Struct faiss::gpu::IVFPQBuildCagraConfig

struct IVFPQBuildCagraConfig

Public Members

uint32_t n_lists = 1024

The number of inverted lists (clusters)

Hint: the number of vectors per cluster (n_rows/n_lists) should be approximately 1,000 to 10,000.

uint32_t kmeans_n_iters = 20

The number of iterations searching for kmeans centers (index building).

double kmeans_trainset_fraction = 0.5

The fraction of data to use during iterative kmeans building.

uint32_t pq_bits = 8

The bit length of the vector element after compression by PQ.

Possible values: [4, 5, 6, 7, 8].

Hint: the smaller the ‘pq_bits’, the smaller the index size and the better the search performance, but the lower the recall.

uint32_t pq_dim = 0

The dimensionality of the vector after compression by PQ. When zero, an optimal value is selected using a heuristic.

NB: pq_dim /// pq_bits must be a multiple of 8.

Hint: a smaller ‘pq_dim’ results in a smaller index size and better search performance, but lower recall. If ‘pq_bits’ is 8, ‘pq_dim’ can be set to any number, but multiple of 8 are desirable for good performance. If ‘pq_bits’ is not 8, ‘pq_dim’ should be a multiple of 8. For good performance, it is desirable that ‘pq_dim’ is a multiple of 32. Ideally, ‘pq_dim’ should be also a divisor of the dataset dim.

codebook_gen codebook_kind = codebook_gen::PER_SUBSPACE

How PQ codebooks are created.

bool force_random_rotation = false

Apply a random rotation matrix on the input data and queries even if dim % pq_dim == 0.

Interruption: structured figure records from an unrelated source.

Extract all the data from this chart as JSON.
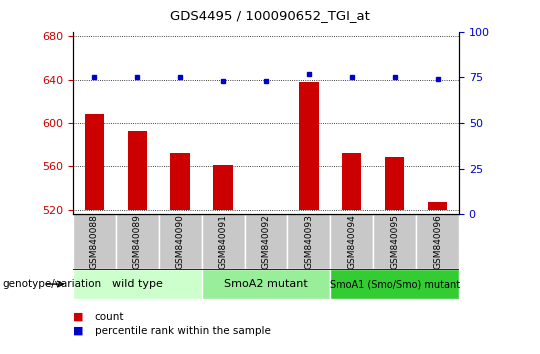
{
  "title": "GDS4495 / 100090652_TGI_at",
  "samples": [
    "GSM840088",
    "GSM840089",
    "GSM840090",
    "GSM840091",
    "GSM840092",
    "GSM840093",
    "GSM840094",
    "GSM840095",
    "GSM840096"
  ],
  "counts": [
    608,
    593,
    572,
    561,
    520,
    638,
    572,
    569,
    527
  ],
  "percentile_ranks": [
    75,
    75,
    75,
    73,
    73,
    77,
    75,
    75,
    74
  ],
  "ylim_left": [
    516,
    684
  ],
  "ylim_right": [
    0,
    100
  ],
  "yticks_left": [
    520,
    560,
    600,
    640,
    680
  ],
  "yticks_right": [
    0,
    25,
    50,
    75,
    100
  ],
  "bar_color": "#cc0000",
  "dot_color": "#0000cc",
  "bar_base": 520,
  "groups": [
    {
      "label": "wild type",
      "start": 0,
      "end": 3,
      "color": "#ccffcc"
    },
    {
      "label": "SmoA2 mutant",
      "start": 3,
      "end": 6,
      "color": "#99ee99"
    },
    {
      "label": "SmoA1 (Smo/Smo) mutant",
      "start": 6,
      "end": 9,
      "color": "#33cc33"
    }
  ],
  "legend_items": [
    {
      "label": "count",
      "color": "#cc0000"
    },
    {
      "label": "percentile rank within the sample",
      "color": "#0000cc"
    }
  ],
  "genotype_label": "genotype/variation",
  "tick_bg_color": "#bbbbbb",
  "axis_color_left": "#cc0000",
  "axis_color_right": "#0000cc"
}
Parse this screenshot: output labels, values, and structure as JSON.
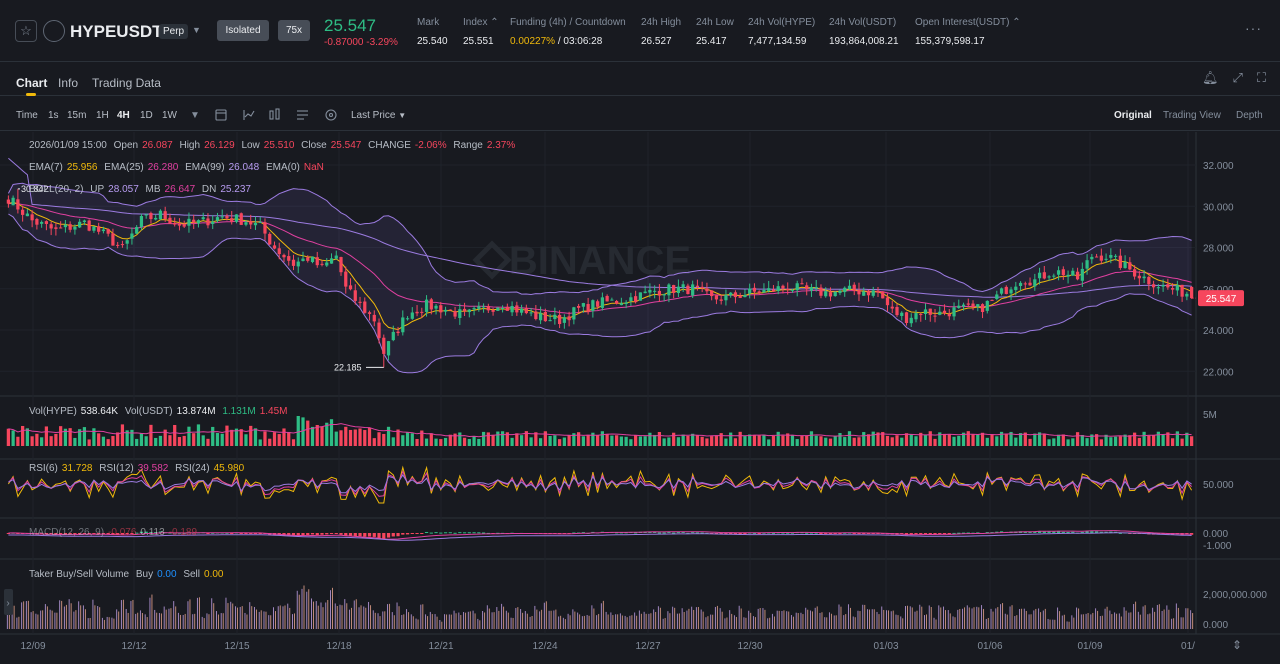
{
  "header": {
    "symbol": "HYPEUSDT",
    "contract_type": "Perp",
    "margin_mode": "Isolated",
    "leverage": "75x",
    "last_price": "25.547",
    "change_abs": "-0.87000",
    "change_pct": "-3.29%",
    "stats": [
      {
        "label": "Mark",
        "value": "25.540"
      },
      {
        "label": "Index ⌃",
        "value": "25.551"
      },
      {
        "label": "Funding (4h) / Countdown",
        "value_a": "0.00227%",
        "value_b": " / 03:06:28"
      },
      {
        "label": "24h High",
        "value": "26.527"
      },
      {
        "label": "24h Low",
        "value": "25.417"
      },
      {
        "label": "24h Vol(HYPE)",
        "value": "7,477,134.59"
      },
      {
        "label": "24h Vol(USDT)",
        "value": "193,864,008.21"
      },
      {
        "label": "Open Interest(USDT) ⌃",
        "value": "155,379,598.17"
      }
    ],
    "more": "···"
  },
  "tabs": [
    "Chart",
    "Info",
    "Trading Data"
  ],
  "toolbar": {
    "time_label": "Time",
    "intervals": [
      "1s",
      "15m",
      "1H",
      "4H",
      "1D",
      "1W"
    ],
    "active_interval": "4H",
    "price_type": "Last Price",
    "views": [
      "Original",
      "Trading View",
      "Depth"
    ],
    "active_view": "Original"
  },
  "ohlc_legend": {
    "date": "2026/01/09 15:00",
    "open_label": "Open",
    "open": "26.087",
    "high_label": "High",
    "high": "26.129",
    "low_label": "Low",
    "low": "25.510",
    "close_label": "Close",
    "close": "25.547",
    "change_label": "CHANGE",
    "change": "-2.06%",
    "range_label": "Range",
    "range": "2.37%"
  },
  "ema_legend": {
    "ema7_label": "EMA(7)",
    "ema7": "25.956",
    "ema25_label": "EMA(25)",
    "ema25": "26.280",
    "ema99_label": "EMA(99)",
    "ema99": "26.048",
    "ema0_label": "EMA(0)",
    "ema0": "NaN"
  },
  "boll_legend": {
    "label": "BOLL(20, 2)",
    "up_label": "UP",
    "up": "28.057",
    "mb_label": "MB",
    "mb": "26.647",
    "dn_label": "DN",
    "dn": "25.237"
  },
  "vol_legend": {
    "vol_label": "Vol(HYPE)",
    "vol": "538.64K",
    "volusdt_label": "Vol(USDT)",
    "volusdt": "13.874M",
    "ma1": "1.131M",
    "ma2": "1.45M"
  },
  "rsi_legend": {
    "rsi6_label": "RSI(6)",
    "rsi6": "31.728",
    "rsi12_label": "RSI(12)",
    "rsi12": "39.582",
    "rsi24_label": "RSI(24)",
    "rsi24": "45.980"
  },
  "macd_legend": {
    "label": "MACD(12, 26, 9)",
    "v1": "-0.076",
    "v2": "0.113",
    "v3": "-0.189"
  },
  "taker_legend": {
    "label": "Taker Buy/Sell Volume",
    "buy_label": "Buy",
    "buy": "0.00",
    "sell_label": "Sell",
    "sell": "0.00"
  },
  "watermark": "BINANCE",
  "colors": {
    "up": "#2ebd85",
    "down": "#f6465d",
    "bg": "#181a20",
    "grid": "#2b3139",
    "ema7": "#f0b90b",
    "ema25": "#e040a0",
    "ema99": "#9b7be0",
    "boll": "#9b7be0",
    "text_muted": "#848e9c"
  },
  "chart_data": {
    "type": "candlestick",
    "title": "HYPEUSDT Perp 4H",
    "x_ticks": [
      "12/09",
      "12/12",
      "12/15",
      "12/18",
      "12/21",
      "12/24",
      "12/27",
      "12/30",
      "01/03",
      "01/06",
      "01/09",
      "01/"
    ],
    "price_axis": {
      "ticks": [
        "32.000",
        "30.000",
        "28.000",
        "26.000",
        "24.000",
        "22.000"
      ],
      "ylim": [
        20.8,
        33.6
      ]
    },
    "markers": {
      "high": "30.842",
      "low": "22.185",
      "last": "25.547"
    },
    "anchors": [
      [
        0,
        30.4
      ],
      [
        5,
        29.3
      ],
      [
        10,
        28.8
      ],
      [
        16,
        29.2
      ],
      [
        21,
        28.5
      ],
      [
        24,
        27.9
      ],
      [
        28,
        29.3
      ],
      [
        32,
        29.6
      ],
      [
        36,
        29.1
      ],
      [
        40,
        29.2
      ],
      [
        45,
        29.5
      ],
      [
        50,
        29.3
      ],
      [
        53,
        29.0
      ],
      [
        56,
        28.0
      ],
      [
        60,
        27.2
      ],
      [
        63,
        27.5
      ],
      [
        66,
        27.0
      ],
      [
        69,
        27.6
      ],
      [
        71,
        26.0
      ],
      [
        74,
        25.2
      ],
      [
        77,
        24.5
      ],
      [
        79,
        22.9
      ],
      [
        81,
        23.7
      ],
      [
        84,
        24.8
      ],
      [
        88,
        25.2
      ],
      [
        92,
        25.0
      ],
      [
        96,
        24.7
      ],
      [
        100,
        25.0
      ],
      [
        104,
        25.3
      ],
      [
        108,
        24.9
      ],
      [
        112,
        24.6
      ],
      [
        116,
        24.5
      ],
      [
        120,
        25.0
      ],
      [
        124,
        25.3
      ],
      [
        128,
        25.4
      ],
      [
        132,
        25.6
      ],
      [
        136,
        25.9
      ],
      [
        140,
        26.0
      ],
      [
        144,
        26.0
      ],
      [
        148,
        25.5
      ],
      [
        152,
        25.6
      ],
      [
        156,
        25.8
      ],
      [
        160,
        25.9
      ],
      [
        164,
        26.1
      ],
      [
        168,
        25.9
      ],
      [
        172,
        25.8
      ],
      [
        176,
        25.9
      ],
      [
        180,
        25.9
      ],
      [
        183,
        25.8
      ],
      [
        186,
        24.9
      ],
      [
        189,
        24.6
      ],
      [
        192,
        24.9
      ],
      [
        196,
        24.8
      ],
      [
        200,
        25.0
      ],
      [
        204,
        25.0
      ],
      [
        207,
        25.4
      ],
      [
        210,
        26.0
      ],
      [
        213,
        26.5
      ],
      [
        216,
        26.4
      ],
      [
        219,
        26.8
      ],
      [
        222,
        26.8
      ],
      [
        225,
        26.5
      ],
      [
        228,
        27.6
      ],
      [
        231,
        27.6
      ],
      [
        234,
        27.2
      ],
      [
        237,
        26.8
      ],
      [
        240,
        26.4
      ],
      [
        243,
        26.1
      ],
      [
        246,
        25.9
      ],
      [
        248,
        25.8
      ],
      [
        249,
        25.5
      ]
    ],
    "indicators": {
      "ema7": 25.956,
      "ema25": 26.28,
      "ema99": 26.048,
      "boll_up": 28.057,
      "boll_mb": 26.647,
      "boll_dn": 25.237,
      "rsi6": 31.728,
      "rsi12": 39.582,
      "rsi24": 45.98,
      "macd": [
        -0.076,
        0.113,
        -0.189
      ]
    },
    "volume_axis": {
      "ticks": [
        "5M"
      ]
    },
    "rsi_axis": {
      "ticks": [
        "50.000"
      ]
    },
    "macd_axis": {
      "ticks": [
        "0.000",
        "-1.000"
      ]
    },
    "taker_axis": {
      "ticks": [
        "2,000,000.000",
        "0.000"
      ]
    }
  }
}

Note: if dim is not multiple of pq_dim, a random rotation is always applied to the input data and queries to transform the working space from dim to rot_dim, which may be slightly larger than the original space and and is a multiple of pq_dim (rot_dim % pq_dim == 0). However, this transform is not necessary when dim is multiple of pq_dim (dim == rot_dim, hence no need in adding “extra” data columns / features).

By default, if dim == rot_dim, the rotation transform is initialized with the identity matrix. When force_random_rotation == true, a random orthogonal transform matrix is generated regardless of the values of dim and pq_dim.

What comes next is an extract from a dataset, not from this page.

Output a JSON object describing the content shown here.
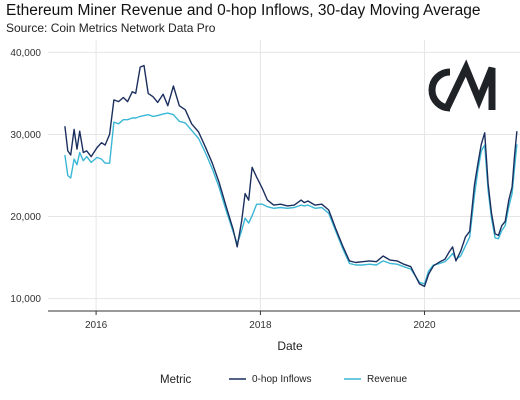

bool conservative_memory_allocation = false

By default, the algorithm allocates more space than necessary for individual clusters (list_data). This allows to amortize the cost of memory allocation and reduce the number of data copies during repeated calls to extend (extending the database).

The alternative is the conservative allocation behavior; when enabled, the algorithm always allocates the minimum amount of memory required to store the given number of records. Set this flag to true if you prefer to use as little GPU memory for the database as possible.